🤖 AI Summary
Existing ROI-based image compression methods rely on pre-defined, fixed regions, limiting their adaptability to diverse user-specific semantic requirements and quality preferences. To address this, we propose a customizable, text-driven ROI compression framework: (1) semantic-level ROI masks are generated under textual guidance; (2) a tunable mask intensity mechanism enables dynamic rate-distortion trade-offs between ROI and non-ROI regions; and (3) a mask-aware attention module in the latent space refines feature representation. The framework supports end-to-end training without requiring manual ROI annotations. Experiments demonstrate that, across diverse user-provided textual descriptions, our method significantly improves ROI reconstruction fidelity while preserving overall compression efficiency—outperforming conventional fixed-ROI approaches across all metrics.
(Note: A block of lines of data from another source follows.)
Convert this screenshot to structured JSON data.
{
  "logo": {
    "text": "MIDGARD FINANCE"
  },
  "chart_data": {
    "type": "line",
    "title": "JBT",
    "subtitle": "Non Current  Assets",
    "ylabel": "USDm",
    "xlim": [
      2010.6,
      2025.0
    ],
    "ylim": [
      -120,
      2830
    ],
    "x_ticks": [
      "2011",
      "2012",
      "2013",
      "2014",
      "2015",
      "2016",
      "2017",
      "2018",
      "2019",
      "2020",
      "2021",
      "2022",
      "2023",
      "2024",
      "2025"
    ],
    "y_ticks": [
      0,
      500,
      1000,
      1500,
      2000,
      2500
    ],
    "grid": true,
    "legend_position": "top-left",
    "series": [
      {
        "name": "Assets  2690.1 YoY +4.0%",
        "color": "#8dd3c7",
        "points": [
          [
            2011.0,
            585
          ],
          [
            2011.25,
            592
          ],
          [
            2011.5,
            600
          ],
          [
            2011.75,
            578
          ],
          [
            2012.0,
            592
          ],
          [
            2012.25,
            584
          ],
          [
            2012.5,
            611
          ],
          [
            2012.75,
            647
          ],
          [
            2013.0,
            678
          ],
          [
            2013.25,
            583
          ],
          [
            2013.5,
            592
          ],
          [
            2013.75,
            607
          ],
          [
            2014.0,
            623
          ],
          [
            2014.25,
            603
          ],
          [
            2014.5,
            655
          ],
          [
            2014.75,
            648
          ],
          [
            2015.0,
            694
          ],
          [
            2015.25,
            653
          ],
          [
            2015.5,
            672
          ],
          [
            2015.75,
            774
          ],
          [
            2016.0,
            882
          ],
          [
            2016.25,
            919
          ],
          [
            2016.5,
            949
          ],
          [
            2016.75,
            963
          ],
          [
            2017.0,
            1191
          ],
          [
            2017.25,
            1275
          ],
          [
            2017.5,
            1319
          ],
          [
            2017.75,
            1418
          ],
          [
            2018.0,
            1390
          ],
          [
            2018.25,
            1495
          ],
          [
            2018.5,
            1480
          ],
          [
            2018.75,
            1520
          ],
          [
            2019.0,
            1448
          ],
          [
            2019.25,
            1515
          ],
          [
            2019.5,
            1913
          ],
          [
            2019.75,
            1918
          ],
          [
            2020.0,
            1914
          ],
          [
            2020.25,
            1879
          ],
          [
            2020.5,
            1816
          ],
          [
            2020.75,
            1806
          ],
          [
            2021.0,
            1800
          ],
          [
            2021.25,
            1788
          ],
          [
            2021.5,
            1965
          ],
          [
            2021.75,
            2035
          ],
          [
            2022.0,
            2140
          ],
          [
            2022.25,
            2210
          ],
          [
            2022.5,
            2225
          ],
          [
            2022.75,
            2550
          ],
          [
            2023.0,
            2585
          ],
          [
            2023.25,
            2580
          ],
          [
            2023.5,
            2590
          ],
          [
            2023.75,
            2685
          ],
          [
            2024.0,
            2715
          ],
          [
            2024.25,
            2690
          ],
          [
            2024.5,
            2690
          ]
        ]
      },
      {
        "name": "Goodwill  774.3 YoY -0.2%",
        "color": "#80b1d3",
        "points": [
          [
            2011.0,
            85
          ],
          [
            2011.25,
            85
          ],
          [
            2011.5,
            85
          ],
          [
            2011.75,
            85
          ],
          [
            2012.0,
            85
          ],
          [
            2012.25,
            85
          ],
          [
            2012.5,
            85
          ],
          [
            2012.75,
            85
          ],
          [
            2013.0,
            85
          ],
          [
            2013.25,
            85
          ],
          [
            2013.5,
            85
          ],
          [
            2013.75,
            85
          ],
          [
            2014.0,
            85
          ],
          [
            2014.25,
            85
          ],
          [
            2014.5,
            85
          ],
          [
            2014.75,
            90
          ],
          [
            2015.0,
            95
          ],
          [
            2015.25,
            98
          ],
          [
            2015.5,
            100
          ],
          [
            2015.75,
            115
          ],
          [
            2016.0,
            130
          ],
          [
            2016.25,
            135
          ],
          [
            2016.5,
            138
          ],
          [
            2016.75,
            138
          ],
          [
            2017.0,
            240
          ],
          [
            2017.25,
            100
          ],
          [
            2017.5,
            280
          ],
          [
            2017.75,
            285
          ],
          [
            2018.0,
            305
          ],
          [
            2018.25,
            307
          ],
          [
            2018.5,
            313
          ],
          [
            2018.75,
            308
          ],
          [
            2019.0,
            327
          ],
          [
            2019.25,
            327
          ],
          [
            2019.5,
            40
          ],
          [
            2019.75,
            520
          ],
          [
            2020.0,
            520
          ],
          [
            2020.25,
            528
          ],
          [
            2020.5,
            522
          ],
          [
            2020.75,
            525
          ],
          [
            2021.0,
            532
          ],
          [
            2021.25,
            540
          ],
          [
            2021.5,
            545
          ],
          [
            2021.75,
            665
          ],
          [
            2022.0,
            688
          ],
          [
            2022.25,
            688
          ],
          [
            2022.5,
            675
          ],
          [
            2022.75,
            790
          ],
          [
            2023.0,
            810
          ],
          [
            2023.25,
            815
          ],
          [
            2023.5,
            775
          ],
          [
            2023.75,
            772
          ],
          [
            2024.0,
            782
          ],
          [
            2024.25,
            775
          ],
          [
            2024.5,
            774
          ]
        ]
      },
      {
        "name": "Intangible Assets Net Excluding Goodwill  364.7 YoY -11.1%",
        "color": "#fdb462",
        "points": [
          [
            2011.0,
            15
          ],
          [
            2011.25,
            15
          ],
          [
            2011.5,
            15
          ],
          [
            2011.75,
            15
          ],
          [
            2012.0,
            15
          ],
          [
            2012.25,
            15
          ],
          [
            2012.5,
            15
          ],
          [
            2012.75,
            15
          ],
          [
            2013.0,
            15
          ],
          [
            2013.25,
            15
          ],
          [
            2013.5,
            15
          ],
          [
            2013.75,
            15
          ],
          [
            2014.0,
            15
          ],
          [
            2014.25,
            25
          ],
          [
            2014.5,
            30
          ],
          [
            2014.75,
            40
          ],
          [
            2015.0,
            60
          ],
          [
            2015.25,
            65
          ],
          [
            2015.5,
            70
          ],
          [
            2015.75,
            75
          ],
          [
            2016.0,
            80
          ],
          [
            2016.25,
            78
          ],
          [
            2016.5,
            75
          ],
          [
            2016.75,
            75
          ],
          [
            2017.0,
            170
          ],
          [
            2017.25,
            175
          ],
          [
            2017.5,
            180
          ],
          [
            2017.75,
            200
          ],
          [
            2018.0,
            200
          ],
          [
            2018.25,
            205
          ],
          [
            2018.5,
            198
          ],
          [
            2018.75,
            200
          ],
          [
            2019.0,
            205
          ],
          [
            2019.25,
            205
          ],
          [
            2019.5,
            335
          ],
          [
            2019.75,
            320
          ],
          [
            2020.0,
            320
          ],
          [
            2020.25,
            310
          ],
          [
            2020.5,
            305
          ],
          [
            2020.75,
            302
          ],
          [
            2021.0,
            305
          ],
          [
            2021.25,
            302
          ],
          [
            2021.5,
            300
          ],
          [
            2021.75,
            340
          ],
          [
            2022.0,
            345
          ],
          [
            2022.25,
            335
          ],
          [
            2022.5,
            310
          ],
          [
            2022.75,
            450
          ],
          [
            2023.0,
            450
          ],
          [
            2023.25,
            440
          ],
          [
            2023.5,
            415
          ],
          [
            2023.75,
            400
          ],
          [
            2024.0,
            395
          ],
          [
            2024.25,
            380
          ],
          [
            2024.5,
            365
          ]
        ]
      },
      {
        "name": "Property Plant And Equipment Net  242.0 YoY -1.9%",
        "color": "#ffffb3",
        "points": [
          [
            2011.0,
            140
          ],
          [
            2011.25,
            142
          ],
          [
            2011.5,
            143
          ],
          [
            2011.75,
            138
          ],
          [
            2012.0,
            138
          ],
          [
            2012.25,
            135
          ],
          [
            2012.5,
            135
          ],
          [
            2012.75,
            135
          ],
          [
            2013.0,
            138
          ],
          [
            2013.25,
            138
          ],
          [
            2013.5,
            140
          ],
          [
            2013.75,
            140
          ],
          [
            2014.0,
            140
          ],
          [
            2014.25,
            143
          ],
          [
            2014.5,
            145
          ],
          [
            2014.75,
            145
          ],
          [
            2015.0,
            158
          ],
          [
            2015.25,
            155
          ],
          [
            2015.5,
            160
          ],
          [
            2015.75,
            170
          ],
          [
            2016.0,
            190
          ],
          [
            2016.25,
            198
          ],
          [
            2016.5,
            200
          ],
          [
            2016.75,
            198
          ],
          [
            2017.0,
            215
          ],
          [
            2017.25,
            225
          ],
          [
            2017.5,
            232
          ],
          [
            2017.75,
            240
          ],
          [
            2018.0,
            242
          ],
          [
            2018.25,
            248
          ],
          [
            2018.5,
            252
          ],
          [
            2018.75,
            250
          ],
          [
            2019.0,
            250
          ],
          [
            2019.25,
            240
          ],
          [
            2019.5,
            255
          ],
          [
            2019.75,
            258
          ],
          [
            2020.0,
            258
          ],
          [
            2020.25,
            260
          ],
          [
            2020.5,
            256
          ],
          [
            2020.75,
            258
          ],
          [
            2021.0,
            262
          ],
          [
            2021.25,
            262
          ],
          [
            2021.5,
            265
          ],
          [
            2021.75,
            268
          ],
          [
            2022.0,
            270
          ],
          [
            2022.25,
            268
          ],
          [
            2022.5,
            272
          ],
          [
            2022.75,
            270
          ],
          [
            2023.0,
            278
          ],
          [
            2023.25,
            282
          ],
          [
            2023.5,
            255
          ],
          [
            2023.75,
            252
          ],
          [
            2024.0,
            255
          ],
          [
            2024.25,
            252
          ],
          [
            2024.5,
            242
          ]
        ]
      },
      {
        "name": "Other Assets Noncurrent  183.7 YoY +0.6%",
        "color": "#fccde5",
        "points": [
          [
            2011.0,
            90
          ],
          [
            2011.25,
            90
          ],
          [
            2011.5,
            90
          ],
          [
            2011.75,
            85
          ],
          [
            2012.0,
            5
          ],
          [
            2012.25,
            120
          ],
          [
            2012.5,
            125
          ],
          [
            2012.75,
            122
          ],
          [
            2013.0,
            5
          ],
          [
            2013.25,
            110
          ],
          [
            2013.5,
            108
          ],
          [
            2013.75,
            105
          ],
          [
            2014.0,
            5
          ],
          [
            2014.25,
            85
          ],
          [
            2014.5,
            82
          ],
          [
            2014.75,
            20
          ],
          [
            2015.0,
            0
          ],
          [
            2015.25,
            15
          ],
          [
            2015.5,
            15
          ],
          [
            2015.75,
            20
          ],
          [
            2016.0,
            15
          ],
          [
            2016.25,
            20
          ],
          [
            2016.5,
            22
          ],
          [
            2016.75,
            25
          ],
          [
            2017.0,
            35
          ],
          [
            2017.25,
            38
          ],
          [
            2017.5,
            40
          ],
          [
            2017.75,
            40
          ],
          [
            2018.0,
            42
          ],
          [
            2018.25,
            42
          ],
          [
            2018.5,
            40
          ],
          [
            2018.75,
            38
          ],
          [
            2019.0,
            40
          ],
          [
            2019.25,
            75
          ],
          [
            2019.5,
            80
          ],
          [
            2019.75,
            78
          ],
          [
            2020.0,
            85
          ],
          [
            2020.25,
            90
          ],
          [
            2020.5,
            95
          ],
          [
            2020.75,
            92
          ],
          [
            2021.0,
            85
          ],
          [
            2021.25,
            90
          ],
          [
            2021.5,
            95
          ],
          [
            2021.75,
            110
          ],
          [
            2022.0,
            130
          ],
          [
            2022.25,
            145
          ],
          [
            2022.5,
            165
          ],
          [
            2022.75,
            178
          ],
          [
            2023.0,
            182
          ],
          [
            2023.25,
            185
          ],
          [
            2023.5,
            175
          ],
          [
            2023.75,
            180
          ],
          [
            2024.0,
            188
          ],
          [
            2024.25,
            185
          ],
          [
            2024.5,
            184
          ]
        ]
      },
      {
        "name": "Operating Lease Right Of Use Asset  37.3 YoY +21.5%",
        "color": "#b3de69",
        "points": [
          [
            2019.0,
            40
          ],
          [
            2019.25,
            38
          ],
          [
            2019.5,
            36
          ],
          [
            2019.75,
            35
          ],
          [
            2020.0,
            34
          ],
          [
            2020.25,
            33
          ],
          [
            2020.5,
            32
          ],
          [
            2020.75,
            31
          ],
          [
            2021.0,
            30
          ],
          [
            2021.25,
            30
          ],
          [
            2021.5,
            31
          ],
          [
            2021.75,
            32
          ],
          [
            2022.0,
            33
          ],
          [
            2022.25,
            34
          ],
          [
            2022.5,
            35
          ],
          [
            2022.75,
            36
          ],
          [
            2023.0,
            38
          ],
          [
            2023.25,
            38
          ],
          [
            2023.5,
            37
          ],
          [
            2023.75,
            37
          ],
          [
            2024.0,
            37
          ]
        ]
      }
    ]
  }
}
To the best of our knowledge, this is the first work to achieve semantically controllable, quality-adjustable, personalized deep image compression.
📝 Abstract
Region of Interest (ROI)-based image compression optimizes bit allocation by prioritizing ROI for higher-quality reconstruction. However, as the users (including human clients and downstream machine tasks) become more diverse, ROI-based image compression needs to be customizable to support various preferences. For example, different users may define distinct ROI or require different quality trade-offs between ROI and non-ROI. Existing ROI-based image compression schemes predefine the ROI, making it unchangeable, and lack effective mechanisms to balance reconstruction quality between ROI and non-ROI. This work proposes a paradigm for customizable ROI-based deep image compression. First, we develop a Text-controlled Mask Acquisition (TMA) module, which allows users to easily customize their ROI for compression by just inputting the corresponding semantic emph{text}. It makes the encoder controlled by text. Second, we design a Customizable Value Assign (CVA) mechanism, which masks the non-ROI with a changeable extent decided by users instead of a constant one to manage the reconstruction quality trade-off between ROI and non-ROI. Finally, we present a Latent Mask Attention (LMA) module, where the latent spatial prior of the mask and the latent Rate-Distortion Optimization (RDO) prior of the image are extracted and fused in the latent space, and further used to optimize the latent representation of the source image. Experimental results demonstrate that our proposed customizable ROI-based deep image compression paradigm effectively addresses the needs of customization for ROI definition and mask acquisition as well as the reconstruction quality trade-off management between the ROI and non-ROI.